FEWER companies were liquidated in the first eight months of this year compared with the same period last year, partly reflecting a willingness by executives to seek help before companies are forced to close shop.
Statistics SA data showed on Tuesday that there were 1,361 companies liquidated between January and August this year compared with 1,453 over the same period last year.
“The slight reduction in insolvent liquidations indicates that companies are probably seeking consensual restructuring of their debt and liabilities in order to avoid formal liquidations or business rescues,” Claire van Zuylen, insolvency and restructuring partner at law firm Bowman Gilfillan, said.

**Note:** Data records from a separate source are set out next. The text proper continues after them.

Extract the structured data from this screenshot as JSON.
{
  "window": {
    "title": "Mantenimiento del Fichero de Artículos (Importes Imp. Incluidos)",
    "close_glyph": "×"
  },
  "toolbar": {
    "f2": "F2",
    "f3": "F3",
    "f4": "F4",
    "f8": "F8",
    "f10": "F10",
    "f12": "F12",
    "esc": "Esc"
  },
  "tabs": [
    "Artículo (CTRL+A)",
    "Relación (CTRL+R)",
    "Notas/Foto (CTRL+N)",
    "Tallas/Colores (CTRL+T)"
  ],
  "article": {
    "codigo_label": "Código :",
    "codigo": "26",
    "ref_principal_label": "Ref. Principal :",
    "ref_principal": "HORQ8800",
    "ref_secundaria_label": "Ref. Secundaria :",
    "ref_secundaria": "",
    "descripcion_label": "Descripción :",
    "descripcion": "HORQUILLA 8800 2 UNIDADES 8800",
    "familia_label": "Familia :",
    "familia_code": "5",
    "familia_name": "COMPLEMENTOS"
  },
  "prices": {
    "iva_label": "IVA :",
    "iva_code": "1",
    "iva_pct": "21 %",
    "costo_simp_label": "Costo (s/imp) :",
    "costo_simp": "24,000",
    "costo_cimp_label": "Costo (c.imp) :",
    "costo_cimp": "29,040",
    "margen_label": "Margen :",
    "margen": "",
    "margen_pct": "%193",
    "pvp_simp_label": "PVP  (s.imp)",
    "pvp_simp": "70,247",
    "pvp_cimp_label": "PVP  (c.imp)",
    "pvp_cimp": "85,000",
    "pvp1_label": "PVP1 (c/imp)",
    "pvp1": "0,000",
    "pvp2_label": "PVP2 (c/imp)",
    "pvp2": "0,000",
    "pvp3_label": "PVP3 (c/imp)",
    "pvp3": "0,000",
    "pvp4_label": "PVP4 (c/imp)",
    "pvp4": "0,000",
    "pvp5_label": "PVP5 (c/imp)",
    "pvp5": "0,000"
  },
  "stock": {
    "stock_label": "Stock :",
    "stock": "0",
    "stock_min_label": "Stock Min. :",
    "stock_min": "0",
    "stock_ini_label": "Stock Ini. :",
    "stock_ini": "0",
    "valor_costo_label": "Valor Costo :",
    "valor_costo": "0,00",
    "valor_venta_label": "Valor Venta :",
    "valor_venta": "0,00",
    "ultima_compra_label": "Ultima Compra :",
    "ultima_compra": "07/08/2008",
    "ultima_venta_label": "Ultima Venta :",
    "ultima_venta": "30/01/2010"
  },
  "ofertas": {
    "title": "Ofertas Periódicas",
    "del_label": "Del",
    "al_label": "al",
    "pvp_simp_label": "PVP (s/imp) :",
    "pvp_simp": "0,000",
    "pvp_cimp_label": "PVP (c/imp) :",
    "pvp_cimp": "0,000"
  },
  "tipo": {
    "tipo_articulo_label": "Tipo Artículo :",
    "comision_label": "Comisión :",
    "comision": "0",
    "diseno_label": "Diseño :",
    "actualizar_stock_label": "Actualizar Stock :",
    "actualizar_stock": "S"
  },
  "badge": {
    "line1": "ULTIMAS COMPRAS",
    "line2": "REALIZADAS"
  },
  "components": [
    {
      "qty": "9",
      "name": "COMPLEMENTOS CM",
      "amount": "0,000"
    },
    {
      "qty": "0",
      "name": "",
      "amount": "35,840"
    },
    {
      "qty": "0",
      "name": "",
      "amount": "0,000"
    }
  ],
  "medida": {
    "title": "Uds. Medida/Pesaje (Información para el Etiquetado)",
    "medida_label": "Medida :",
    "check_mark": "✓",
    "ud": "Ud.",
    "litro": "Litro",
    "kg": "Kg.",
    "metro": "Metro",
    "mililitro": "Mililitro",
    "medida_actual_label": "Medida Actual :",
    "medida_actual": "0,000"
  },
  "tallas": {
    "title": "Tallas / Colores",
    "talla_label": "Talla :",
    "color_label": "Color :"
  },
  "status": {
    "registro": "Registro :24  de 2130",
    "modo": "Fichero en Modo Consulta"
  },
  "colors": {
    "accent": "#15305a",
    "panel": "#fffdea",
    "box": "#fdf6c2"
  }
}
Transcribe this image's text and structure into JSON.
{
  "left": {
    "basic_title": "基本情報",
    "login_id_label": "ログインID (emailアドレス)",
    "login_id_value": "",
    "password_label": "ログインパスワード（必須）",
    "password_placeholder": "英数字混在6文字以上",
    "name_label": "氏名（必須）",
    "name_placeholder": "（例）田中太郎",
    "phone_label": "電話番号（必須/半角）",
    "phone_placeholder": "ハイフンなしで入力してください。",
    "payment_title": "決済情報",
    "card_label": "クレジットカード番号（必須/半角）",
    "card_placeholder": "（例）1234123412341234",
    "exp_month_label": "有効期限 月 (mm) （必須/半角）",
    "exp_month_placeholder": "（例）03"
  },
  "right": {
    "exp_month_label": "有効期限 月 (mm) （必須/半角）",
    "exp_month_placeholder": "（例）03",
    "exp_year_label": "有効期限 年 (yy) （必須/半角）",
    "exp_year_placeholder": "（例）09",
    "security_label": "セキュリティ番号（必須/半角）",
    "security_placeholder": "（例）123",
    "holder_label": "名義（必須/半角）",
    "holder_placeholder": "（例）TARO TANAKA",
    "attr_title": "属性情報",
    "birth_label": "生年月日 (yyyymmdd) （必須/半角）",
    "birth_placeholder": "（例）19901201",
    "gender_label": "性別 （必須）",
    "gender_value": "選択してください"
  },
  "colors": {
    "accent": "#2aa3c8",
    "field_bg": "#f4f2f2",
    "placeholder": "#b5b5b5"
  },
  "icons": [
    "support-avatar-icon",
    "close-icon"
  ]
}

The fact that the number of liquidated companies remains so high reflects the weak economy and rising input costs that are making it hard for companies to operate, and also means that SA continues to bleed jobs.
Although the liquidations data for the eight months showed an improvement, the year-on-year data was not so positive. About 177 firms were liquidated in August compared with 162 last August, with most voluntary as opposed to being forced by a court of law.
Voluntary liquidations rose by 17 cases to 154 while compulsory liquidations decreased by two cases to 23.
Tough operating conditions are making it hard for companies to stay afloat. A business debt index released earlier this month by credit bureau Experian showed the financial health of local businesses in the second quarter fell to its lowest point since the start of the financial crisis six years ago.
Most of the liquidated companies were in the community, social and personal services industry, and the wholesale and retail trade, catering and accommodation industry.
The number of liquidations in the three months ended August decreased 8.5% compared with the three months ended August last year. Fewer insolvencies were recorded in July.
The decrease in insolvencies was encouraging but not an indication of an improvement in the economy, Bowman Gilfillan specialists said. The decrease was most likely attributable to individuals seeking relief and a rescheduling of debt under the National Credit Act to avoid formal sequestration, they said.